Sometimes life gets hectic, and our best efforts at health and wellness can get pushed to the wayside. In moments when life is rushing past, take 5 minutes to nurture your health by eating a power-packed papaya. Rich in vitamins and antioxidants, papayas help promote cardiovascular health, help protect against cancer, and even help reduce the pain and inflammation associated with arthritis.

Vital Vitamins Papaya

Papayas are loaded with vitamin C. In fact, just one cup of papaya delivers 144% of the Recommended Dietary Allowance (RDA) of vitamin C. Vitamin C consumption has been linked to a reduced risk of cancers of the breast and stomach, cardiovascular disease and stroke, Alzheimer’s disease, cataracts, and gout. And, of course, it is a superstar immune booster.

One cup of papaya also doles out 31% of the RDA for vitamin A. Vitamin A helps protect your eyes from conditions such as macular degeneration, aids red blood cell production, regulates gene expression and prenatal and postnatal development, and helps defend against skin, breast, liver, and prostate cancers.

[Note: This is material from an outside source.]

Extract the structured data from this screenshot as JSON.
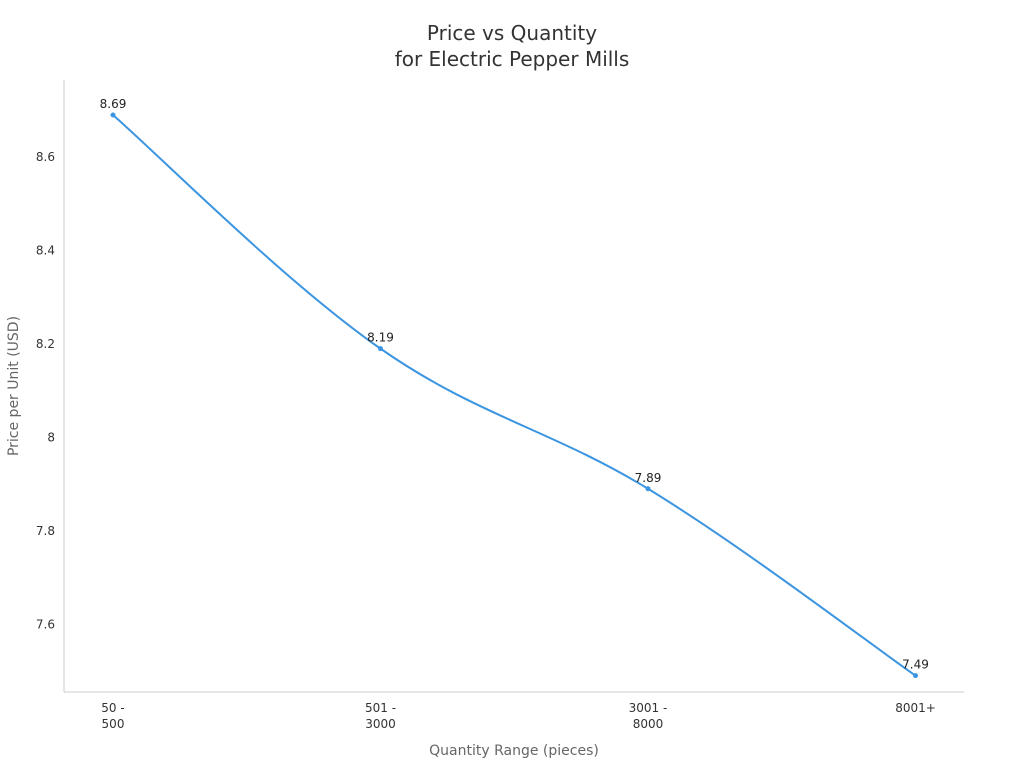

Papayas are also a terrific source of folate, which helps to lower homocysteine levels. Homocysteine is an amino acid that has been linked to a reduced risk of cardiovascular disease. Folate is also essential in preventing neural tube defects in developing babies.

Essential Enzymes

Papaya also has a noteworthy anti-inflammatory effect courtesy of papain, a digestive enzyme that helps break down proteins. Papain and chymopapain in papaya possess anti-inflammatory properties that may help reduce inflammation and the joint pain associated with arthritis. Papain may also help alleviate menstrual cramps and regulate blood flow during menstruation.

Antioxidant Protection

High in antioxidants that can help prevent cell injury to your DNA, papayas have been shown to reduce oxidative stress and free radical damage. One study showed that people who consumed fermented papaya for six months had a 40% reduction in one biomarker of oxidative stress damage to DNA, increased aging and cancer development.

Don’t Forget the Seeds

Papaya seeds are also edible. Blend them in a smoothie or eat them as a yogurt topping. The seeds and pulp of the papaya contain a compound called benzyl glucosinolate (BG), which has been shown to have cancer-prohibiting properties. Research shows that the pulp contains more BG compounds prior to ripening, while the seeds have a pretty consistent BG strength through every stage of development.

Picking the Freshest Papaya

Look for organic papaya that is green to slightly yellow. Let it ripen unrefrigerated for two to three days. It will be bright yellow with a soft flesh when ripe. If the papaya ripens before you’re ready to enjoy, then seal it in a plastic bag and refrigerate for up to seven days. If you’d like the papaya to ripen quicker, put it in a brown paper bag.